Date 28 September 2012
Event ESMO Congress 2012
Session Publication Only
Topics Supportive Measures
Haematological Malignancies
Presenter Carla Ripamonti
Authors C.I. Ripamonti1, S. Boldini2, L. Buonaccorso3, E. Bandieri4, A. Maruelli5, M.A. Pessi6, G. Miccinesi7
  • 1Supportive Care In Cancer Unit, Hematologic And Pediatric Onco-hematologic Department, Fondazione IRCCS - Istituto Nazionale dei Tumori, 20133 - Milano/IT
  • 2Supportive Care In Cancer,, Fondazione IRCCS, Istituto Nazionale dei Tumori Milano, 20133 - Milano/IT
  • 3Psychology, AMO Association of Oncological Patients from nine towns and villages in the Northen Area of Modena, 41137 - Mirandola (modena)/IT
  • 4Oncological Unit, Azienda USL Modena CeVEAS Modena, 41137 - Mirandola Modena/IT
  • 5Psychology Unit, LILT and Centre for Oncological Rehabilitation CERION of Florence, 50100 - Firenze/IT
  • 6Supportive Care In Cancer, Fondazione IRCCS, Istituto Nazionale Tumori, 20133 - Milano/IT
  • 7Epidemiology, Cancer Prevention and Research Institute ISPO Florence, 50141 - Florence/IT


The Edmonton Symptom Assessment Scale (ESAS) was developed for use in daily symptom assessment of palliative care patients.
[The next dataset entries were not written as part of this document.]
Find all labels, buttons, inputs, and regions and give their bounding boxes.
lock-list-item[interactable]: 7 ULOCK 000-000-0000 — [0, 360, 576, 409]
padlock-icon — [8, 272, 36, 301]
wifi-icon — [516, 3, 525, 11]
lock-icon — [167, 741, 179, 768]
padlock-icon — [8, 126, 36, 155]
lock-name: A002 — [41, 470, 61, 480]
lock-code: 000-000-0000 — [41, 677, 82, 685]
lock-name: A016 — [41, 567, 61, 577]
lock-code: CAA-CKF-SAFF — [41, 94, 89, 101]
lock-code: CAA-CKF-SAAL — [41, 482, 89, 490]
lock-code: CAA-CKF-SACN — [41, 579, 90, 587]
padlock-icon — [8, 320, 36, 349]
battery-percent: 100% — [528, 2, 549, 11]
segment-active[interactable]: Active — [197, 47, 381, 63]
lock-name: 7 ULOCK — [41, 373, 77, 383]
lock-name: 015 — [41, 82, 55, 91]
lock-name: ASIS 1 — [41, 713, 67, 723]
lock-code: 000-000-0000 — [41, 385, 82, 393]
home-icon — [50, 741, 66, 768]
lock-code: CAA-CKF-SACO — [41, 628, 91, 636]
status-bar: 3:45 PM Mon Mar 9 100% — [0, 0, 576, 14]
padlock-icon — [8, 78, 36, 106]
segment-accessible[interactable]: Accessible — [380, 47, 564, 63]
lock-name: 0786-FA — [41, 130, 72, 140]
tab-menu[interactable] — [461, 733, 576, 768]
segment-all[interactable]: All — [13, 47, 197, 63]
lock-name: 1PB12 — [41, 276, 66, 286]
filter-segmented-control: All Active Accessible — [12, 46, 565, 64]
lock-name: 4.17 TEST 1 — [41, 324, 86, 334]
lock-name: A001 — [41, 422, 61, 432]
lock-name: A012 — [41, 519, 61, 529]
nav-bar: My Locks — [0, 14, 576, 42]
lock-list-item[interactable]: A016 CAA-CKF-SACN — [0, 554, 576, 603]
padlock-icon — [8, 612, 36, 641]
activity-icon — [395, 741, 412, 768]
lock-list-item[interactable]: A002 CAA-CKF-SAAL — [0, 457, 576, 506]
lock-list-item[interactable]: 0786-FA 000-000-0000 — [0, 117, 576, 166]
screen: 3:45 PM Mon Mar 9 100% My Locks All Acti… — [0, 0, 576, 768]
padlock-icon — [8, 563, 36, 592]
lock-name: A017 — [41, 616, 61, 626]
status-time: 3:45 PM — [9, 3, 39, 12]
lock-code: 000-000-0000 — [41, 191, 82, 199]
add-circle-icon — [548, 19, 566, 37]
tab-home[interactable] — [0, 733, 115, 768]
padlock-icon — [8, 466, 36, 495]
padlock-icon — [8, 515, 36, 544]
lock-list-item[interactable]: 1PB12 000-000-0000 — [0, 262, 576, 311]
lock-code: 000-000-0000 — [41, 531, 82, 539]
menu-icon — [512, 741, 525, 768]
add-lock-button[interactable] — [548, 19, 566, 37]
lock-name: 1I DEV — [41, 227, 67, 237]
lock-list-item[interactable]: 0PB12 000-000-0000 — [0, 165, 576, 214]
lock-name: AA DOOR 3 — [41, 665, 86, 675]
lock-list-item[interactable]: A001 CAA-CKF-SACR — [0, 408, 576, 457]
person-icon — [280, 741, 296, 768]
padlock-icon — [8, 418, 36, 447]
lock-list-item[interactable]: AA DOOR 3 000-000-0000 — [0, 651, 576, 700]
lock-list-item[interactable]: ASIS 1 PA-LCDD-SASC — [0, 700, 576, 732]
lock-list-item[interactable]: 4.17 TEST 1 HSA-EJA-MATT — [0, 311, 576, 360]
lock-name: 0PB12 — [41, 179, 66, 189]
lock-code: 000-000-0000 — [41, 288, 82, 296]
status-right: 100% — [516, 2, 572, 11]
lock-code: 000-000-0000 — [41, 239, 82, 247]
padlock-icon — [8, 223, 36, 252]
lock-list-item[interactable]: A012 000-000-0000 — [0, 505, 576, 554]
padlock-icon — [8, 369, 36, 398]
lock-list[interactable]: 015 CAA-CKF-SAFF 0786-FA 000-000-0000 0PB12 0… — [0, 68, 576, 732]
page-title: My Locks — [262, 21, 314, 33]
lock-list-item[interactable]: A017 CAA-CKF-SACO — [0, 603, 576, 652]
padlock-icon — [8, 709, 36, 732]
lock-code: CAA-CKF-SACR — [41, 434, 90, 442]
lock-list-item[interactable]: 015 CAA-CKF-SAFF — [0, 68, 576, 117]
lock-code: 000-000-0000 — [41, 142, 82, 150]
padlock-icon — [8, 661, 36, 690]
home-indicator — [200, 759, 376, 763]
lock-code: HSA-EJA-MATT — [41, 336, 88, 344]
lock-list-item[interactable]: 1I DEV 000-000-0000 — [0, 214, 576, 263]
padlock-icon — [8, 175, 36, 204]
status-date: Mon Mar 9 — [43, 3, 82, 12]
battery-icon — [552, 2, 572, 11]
We used the ESAS validated version in Italian Language to assess the presence and intensity of symptoms (not at all = 0; mild 1-4, not controlled ≥5) in 108 patients with solid and 86 with haematologic malignancies and no metastases, on active oncological treatments (156 patients) or during follow-up. In haematologic group, dyspnoea was ≥ 5 in 12% of the patients in respect to 3% of solid tumour group (chi2 test, p = 0.002). Not controlled fatigue, drowsiness and dyspnoea were significantly more frequent in patients on cure (p = 0.041; p = 0.026; p = 0.010 respectively). The intensity of all the symptoms was higher in patients with a KPS of 70-90 in respect to those with KPS > 90, and in patients above the clinical HADS cutoff (10/11) in respect to those below. The intensity of psychological suffering was higher for patients who requested psychological support. The correlation (rho of Pearson) between the anxiety and depression items of ESAS with HADs was >.5, whereas the feeling of well- being in ESAS inversely strongly correlated with all the other ESAS symptoms (rho > .4); anorexia with nausea and drowsiness; drowsiness with fatigue; and anxiety with depression. As the ESAS assesses the most frequent symptoms referred to by the patients during oncological treatments, its administration to the patients in the routine practice before each visit with the oncologist can give him/her the information on the presence and intensity of physical and emotional symptoms.


All authors have declared no conflicts of interest.